Children in Tulsa Public Schools will have the opportunity now to learn about it. Thanks to the Burt B. Holmes and George Kaiser Family Foundations, the Tulsa World to TPS “to assist in teaching about the Tulsa Race Massacre in the classrooms,” the paper’s introduction indicated.

“As a black journalist, I am fortunate to have had the opportunity to be one of the contributors to our archival publication which will educate young people about this horrible event for years to come,” said Kendrick Marshall, assistant city editor at the Tulsa World. Marshall, a Chicago native and current Tulsa resident, is a 2006 Jackson State University Mass Communications alumni who freelanced for the Black Press papers in Jackson while living there.

Some Tulsans are pleased that some light is finally being shed on their city’s dark history.

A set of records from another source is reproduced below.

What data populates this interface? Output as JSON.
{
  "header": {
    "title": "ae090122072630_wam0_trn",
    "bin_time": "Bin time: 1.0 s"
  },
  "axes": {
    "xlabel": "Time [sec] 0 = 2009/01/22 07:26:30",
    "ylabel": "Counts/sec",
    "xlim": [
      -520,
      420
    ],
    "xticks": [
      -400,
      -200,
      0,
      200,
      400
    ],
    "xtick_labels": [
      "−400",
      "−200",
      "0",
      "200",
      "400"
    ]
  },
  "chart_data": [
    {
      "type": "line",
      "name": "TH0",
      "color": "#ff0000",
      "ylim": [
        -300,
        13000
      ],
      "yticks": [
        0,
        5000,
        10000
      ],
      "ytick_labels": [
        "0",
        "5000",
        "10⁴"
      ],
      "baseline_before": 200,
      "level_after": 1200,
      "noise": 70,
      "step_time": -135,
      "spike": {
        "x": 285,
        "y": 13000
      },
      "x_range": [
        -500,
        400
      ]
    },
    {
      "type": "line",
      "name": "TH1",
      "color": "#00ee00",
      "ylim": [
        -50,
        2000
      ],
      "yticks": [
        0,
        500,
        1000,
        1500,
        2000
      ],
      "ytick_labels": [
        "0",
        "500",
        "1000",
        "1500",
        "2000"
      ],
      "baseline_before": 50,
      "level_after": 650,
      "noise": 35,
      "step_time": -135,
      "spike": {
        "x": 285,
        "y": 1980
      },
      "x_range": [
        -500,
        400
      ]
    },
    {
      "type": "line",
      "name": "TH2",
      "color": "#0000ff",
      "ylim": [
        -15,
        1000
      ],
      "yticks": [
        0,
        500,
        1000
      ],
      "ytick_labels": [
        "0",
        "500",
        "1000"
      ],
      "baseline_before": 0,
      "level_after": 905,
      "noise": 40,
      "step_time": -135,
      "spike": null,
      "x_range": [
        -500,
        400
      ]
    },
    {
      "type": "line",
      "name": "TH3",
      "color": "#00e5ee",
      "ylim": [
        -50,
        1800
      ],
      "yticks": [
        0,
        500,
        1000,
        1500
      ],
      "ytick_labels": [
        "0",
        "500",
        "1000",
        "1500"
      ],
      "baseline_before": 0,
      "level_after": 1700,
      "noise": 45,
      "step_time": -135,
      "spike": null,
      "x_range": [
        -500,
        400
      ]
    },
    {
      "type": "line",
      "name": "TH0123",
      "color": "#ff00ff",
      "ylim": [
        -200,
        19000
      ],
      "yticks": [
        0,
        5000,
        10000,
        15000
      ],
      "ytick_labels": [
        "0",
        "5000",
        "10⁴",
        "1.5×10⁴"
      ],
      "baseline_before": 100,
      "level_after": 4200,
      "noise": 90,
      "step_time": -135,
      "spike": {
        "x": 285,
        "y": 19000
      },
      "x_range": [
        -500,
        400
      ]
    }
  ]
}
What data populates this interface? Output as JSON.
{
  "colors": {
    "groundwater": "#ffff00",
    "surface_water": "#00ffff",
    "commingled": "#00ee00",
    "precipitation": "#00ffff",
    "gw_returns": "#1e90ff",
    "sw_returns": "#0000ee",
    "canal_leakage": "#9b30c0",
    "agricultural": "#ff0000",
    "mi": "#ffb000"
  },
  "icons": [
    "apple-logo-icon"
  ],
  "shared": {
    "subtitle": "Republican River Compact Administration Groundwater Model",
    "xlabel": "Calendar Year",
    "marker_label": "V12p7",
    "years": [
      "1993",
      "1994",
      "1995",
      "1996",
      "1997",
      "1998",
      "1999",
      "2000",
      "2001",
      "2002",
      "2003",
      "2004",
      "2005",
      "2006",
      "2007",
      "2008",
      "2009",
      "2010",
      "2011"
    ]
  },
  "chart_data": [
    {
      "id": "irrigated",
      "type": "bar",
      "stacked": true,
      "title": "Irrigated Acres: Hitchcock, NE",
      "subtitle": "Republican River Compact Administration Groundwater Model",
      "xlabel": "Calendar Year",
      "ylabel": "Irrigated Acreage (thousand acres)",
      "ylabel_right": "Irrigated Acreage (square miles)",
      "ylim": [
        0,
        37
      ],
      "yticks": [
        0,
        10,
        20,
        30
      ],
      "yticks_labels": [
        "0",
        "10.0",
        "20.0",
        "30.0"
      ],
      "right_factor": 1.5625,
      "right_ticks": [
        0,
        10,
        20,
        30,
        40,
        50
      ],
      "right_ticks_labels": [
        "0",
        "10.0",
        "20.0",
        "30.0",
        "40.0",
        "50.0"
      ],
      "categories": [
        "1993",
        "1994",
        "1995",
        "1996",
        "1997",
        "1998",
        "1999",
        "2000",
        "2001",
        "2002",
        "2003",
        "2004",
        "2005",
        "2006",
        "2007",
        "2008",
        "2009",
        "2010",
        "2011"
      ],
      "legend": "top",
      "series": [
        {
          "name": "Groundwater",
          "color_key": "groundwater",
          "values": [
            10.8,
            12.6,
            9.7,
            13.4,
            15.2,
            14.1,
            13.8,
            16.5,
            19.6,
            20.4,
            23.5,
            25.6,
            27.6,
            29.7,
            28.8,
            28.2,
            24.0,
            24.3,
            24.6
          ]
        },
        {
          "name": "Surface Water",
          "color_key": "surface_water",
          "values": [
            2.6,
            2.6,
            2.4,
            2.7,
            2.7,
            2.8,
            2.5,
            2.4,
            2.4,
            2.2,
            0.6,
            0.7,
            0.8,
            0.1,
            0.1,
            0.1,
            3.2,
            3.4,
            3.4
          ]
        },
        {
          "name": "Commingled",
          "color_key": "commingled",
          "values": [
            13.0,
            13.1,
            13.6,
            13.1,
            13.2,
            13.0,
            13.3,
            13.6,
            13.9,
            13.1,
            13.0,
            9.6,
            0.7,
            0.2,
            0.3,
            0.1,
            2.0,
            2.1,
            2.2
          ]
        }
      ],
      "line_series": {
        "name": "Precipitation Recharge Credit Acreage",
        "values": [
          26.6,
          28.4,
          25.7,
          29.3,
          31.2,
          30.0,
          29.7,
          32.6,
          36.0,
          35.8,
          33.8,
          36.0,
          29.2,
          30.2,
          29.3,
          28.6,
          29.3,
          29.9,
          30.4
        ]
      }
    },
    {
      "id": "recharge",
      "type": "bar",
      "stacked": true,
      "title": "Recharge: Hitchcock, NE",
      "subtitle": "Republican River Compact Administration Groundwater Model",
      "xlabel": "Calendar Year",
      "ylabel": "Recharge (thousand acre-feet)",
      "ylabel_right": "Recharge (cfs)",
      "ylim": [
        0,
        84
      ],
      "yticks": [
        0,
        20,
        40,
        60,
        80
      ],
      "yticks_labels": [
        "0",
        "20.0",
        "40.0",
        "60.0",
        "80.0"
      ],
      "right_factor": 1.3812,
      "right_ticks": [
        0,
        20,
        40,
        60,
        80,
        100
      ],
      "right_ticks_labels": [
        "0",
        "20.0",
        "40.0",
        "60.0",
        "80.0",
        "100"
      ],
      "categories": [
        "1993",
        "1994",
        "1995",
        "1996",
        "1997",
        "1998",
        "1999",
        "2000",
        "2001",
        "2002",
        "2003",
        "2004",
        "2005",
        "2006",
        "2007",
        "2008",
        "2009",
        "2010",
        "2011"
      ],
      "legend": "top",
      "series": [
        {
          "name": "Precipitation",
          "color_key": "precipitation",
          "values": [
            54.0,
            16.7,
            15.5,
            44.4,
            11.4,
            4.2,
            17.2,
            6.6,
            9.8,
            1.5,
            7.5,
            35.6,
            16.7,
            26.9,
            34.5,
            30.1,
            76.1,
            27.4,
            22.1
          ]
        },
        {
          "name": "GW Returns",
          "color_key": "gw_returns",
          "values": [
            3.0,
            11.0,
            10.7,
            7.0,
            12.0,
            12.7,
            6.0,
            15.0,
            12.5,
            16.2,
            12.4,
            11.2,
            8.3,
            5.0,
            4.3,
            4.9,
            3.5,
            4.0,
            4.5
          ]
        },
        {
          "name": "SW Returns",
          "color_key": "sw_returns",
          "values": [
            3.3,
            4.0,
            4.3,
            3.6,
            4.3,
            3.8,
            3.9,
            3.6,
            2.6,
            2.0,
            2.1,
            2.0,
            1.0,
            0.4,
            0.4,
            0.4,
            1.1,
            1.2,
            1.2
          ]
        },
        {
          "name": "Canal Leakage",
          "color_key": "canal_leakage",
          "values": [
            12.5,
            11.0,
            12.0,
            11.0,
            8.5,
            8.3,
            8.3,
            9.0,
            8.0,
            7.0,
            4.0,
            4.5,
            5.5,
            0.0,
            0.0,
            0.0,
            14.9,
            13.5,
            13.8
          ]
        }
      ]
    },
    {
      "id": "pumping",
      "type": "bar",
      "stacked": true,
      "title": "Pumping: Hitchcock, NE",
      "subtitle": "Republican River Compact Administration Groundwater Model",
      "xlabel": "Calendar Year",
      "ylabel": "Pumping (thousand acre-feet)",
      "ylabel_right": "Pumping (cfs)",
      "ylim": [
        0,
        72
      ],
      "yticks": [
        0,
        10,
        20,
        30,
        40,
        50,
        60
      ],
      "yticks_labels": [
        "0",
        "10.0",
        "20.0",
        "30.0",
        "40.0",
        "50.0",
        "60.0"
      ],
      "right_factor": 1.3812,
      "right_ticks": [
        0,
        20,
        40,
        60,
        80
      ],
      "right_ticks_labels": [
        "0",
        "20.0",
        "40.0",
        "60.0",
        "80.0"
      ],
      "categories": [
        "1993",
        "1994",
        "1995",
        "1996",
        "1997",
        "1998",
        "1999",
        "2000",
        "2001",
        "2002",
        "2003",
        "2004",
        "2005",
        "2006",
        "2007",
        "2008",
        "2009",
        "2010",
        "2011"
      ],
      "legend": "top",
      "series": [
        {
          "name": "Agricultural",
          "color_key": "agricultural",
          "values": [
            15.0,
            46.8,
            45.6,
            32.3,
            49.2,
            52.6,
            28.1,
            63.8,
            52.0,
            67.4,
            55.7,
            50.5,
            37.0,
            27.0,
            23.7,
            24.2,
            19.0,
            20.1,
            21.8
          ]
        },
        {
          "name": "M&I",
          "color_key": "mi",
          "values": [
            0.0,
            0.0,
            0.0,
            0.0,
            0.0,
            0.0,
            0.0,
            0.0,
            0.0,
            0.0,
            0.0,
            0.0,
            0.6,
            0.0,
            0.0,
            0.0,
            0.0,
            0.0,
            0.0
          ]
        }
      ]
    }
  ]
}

Kavin Ross, photojournalist, owner and publisher of weekly Greenwood Tribune, was “honored” to be contacted by The Mississippi Link newspaper.

“My great grandfather Isaac Evitt’s Zulu Lounge was destroyed in the Tulsa Massacre,” Ross said. “The freeway now runs over top where it used be,” he said. 

Ironically, the section of Interstate 244 that towers over where Ross’ great grandfather’s lounge was located is named for the nation’s iconic drum major for non-violence and peace: “The Dr. Martin Luther King Memorial Expressway.”

Speaking of interstate, many now are posing the question: The secret is out; generational wealth went up in flames; many lives lost and impacted; no one held accountable: where do we, not just Tulsa, go from here? 

“I feel the families should be given reparation for the properties they lost and money for insurance payments they were denied,” stressed McRee.

Dickens, who serves on the Board of Directors for Tulsa’s John Hope Franklin Center for Reconciliation, where he chairs the Annual Symposium, said he would like to see restorative justice. “At the end of the day, there has to be a sense of hope,” he said.

Dickens also said education, conversation and urban planning for the area are keys to repairing that district to its original state; creating another Black Wallstreet.

“If those people did it 100 years ago, we could have economically prosperous communities of color today,” concluded Crenshaw, on location in Mississippi.